Roxane Gilliand en train de faire le grand écart dans la nature
Roxane Gilliand (photo: Christophe Chammartin)
Temps de lecture 4 minutes

Roxane Gilliand, vous connaissez? Et la jeune Vaudoise qui, en 2013, a effectué des acrobaties accrochée sous un parapente, à quelque 800 mètres au-dessus du lac d’Annecy, en France voisine, ça vous dit quelque chose?

Oui, c’est une seule et même artiste! Trapéziste professionnelle, la jeune femme avoue avoir «rêvé de cirque dès son plus jeune âge et avoir toujours aimé être dans les airs». Après avoir suivi des cours à l’École de cirque de Montpreveyres (VD) et à Lausanne, parallèlement à sa scolarité obligatoire, elle continue à l’école du cirque Zôfy, à Sion, sitôt son certificat en poche. «Zôfy est une école préparatoire qui permet d’entrer dans une école professionnelle.

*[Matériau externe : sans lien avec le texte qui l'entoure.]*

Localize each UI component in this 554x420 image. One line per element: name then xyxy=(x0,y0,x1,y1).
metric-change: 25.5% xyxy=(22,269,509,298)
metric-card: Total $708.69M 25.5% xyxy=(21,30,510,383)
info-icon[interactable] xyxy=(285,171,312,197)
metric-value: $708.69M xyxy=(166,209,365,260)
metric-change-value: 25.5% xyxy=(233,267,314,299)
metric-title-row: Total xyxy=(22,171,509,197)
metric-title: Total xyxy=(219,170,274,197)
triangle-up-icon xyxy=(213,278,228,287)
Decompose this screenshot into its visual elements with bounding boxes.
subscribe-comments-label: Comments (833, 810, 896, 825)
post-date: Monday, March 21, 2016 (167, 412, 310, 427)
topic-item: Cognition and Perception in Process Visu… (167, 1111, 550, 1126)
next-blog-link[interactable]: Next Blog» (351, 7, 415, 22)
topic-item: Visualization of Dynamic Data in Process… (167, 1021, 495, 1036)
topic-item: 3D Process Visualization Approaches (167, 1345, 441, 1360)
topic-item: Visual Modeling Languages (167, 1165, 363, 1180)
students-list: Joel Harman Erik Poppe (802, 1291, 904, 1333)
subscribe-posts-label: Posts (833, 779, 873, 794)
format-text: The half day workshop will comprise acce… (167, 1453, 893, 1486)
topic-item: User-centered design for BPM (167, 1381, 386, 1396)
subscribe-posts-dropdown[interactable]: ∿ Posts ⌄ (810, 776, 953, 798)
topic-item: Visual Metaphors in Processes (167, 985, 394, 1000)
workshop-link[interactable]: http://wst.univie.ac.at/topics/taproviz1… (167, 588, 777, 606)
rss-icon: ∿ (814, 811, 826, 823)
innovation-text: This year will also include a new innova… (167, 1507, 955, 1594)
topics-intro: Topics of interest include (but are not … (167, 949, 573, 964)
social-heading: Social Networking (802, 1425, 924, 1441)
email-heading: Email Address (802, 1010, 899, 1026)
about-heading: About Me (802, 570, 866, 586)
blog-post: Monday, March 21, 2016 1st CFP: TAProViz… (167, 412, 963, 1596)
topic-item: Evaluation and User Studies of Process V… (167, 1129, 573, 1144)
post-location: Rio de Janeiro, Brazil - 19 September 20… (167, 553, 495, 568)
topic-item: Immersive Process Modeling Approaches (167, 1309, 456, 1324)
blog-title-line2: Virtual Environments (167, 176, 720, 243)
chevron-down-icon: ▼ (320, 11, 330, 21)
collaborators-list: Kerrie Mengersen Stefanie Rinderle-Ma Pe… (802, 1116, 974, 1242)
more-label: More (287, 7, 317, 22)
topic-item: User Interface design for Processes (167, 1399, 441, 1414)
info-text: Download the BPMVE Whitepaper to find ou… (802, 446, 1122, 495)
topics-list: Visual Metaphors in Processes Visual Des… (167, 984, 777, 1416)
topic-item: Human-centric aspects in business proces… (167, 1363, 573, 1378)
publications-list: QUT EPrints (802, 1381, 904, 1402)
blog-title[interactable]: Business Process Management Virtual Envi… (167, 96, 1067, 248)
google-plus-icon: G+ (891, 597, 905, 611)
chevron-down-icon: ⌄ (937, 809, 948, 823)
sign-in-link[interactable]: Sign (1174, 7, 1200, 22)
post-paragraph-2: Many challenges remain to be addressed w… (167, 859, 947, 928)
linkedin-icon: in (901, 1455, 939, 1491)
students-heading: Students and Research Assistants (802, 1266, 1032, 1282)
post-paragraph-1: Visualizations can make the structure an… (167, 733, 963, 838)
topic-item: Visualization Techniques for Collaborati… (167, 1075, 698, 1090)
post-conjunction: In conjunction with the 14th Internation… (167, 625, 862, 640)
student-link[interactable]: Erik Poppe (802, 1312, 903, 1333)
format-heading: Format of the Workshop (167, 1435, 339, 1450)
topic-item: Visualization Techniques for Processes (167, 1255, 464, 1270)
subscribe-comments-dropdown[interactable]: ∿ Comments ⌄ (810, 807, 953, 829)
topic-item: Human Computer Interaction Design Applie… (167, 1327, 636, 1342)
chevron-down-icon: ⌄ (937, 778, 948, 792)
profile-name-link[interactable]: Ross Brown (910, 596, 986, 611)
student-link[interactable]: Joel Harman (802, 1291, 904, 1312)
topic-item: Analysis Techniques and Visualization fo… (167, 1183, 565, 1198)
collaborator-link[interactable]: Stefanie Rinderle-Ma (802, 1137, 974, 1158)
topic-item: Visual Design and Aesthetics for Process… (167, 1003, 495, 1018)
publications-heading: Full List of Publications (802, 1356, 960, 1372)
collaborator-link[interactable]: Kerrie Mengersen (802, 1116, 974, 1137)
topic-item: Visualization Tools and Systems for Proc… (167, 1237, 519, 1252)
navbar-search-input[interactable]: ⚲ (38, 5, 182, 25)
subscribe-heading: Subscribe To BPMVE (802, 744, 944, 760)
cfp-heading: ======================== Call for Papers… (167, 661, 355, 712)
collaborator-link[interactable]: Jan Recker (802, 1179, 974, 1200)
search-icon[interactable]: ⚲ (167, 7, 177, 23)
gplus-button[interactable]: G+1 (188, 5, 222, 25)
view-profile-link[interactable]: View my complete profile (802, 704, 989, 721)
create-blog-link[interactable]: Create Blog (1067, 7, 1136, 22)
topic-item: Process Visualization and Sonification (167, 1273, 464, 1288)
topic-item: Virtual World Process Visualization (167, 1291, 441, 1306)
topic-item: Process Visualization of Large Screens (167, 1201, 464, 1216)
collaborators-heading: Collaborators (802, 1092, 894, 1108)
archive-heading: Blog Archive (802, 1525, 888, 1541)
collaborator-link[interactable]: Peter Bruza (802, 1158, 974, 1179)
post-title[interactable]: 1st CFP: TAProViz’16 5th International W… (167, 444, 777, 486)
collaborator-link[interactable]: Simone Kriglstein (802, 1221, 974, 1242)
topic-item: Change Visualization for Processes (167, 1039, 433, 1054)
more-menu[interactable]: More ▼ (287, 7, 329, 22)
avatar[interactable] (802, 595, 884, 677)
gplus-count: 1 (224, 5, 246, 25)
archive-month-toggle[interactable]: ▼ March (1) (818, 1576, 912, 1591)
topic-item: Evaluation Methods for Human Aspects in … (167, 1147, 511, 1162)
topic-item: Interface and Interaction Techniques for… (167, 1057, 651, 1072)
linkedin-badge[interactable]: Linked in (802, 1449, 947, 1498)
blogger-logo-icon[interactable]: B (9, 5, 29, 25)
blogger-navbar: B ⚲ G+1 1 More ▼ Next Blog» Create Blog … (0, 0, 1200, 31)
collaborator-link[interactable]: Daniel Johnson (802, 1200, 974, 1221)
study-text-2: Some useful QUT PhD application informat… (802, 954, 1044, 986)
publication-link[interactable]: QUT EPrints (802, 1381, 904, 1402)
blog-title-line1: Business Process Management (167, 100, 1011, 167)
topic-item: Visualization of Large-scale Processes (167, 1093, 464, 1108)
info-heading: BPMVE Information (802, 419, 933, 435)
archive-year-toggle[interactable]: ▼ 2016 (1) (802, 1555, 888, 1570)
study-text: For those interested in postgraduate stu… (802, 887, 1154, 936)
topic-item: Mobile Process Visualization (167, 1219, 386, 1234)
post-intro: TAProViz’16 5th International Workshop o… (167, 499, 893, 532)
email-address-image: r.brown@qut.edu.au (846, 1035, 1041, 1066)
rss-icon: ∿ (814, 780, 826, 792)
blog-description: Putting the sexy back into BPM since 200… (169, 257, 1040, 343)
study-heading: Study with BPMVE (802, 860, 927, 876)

Je m’y suis spécialisée dans le trapèze ballant, la discipline que je préfère.

Roxane Gilliand

Le cirque Starlight lui propose ensuite de travailler pour lui: «J’avais alors 17 ans. J’y avais suivi des cours d’été et je me suis dit: ‹Pourquoi pas?› Deux jours après, j’étais en piste.

C’est grâce à la famille Gasser que j’ai découvert la scène, elle m’a fait confiance et je lui en suis très reconnaissante.

Roxane Gilliand

À la recherche de la perfection

Mais peu après, le numéro de la jeune artiste est filmé et, lorsqu’elle le visionne, elle est horrifiée: «J’ai vu les lacunes que j’avais, et je me suis dit qu’il était temps que je me perfectionne. J’ai alors envoyé mon dossier dans d’autres pays et ai passé des auditions. J’ai ensuite suivi des cours à l’École nationale des arts du cirque de Rosny, à Paris, puis je suis partie à l’École nationale de cirque à Montréal, où travaille le meilleur professeur au monde: Victor Fomine!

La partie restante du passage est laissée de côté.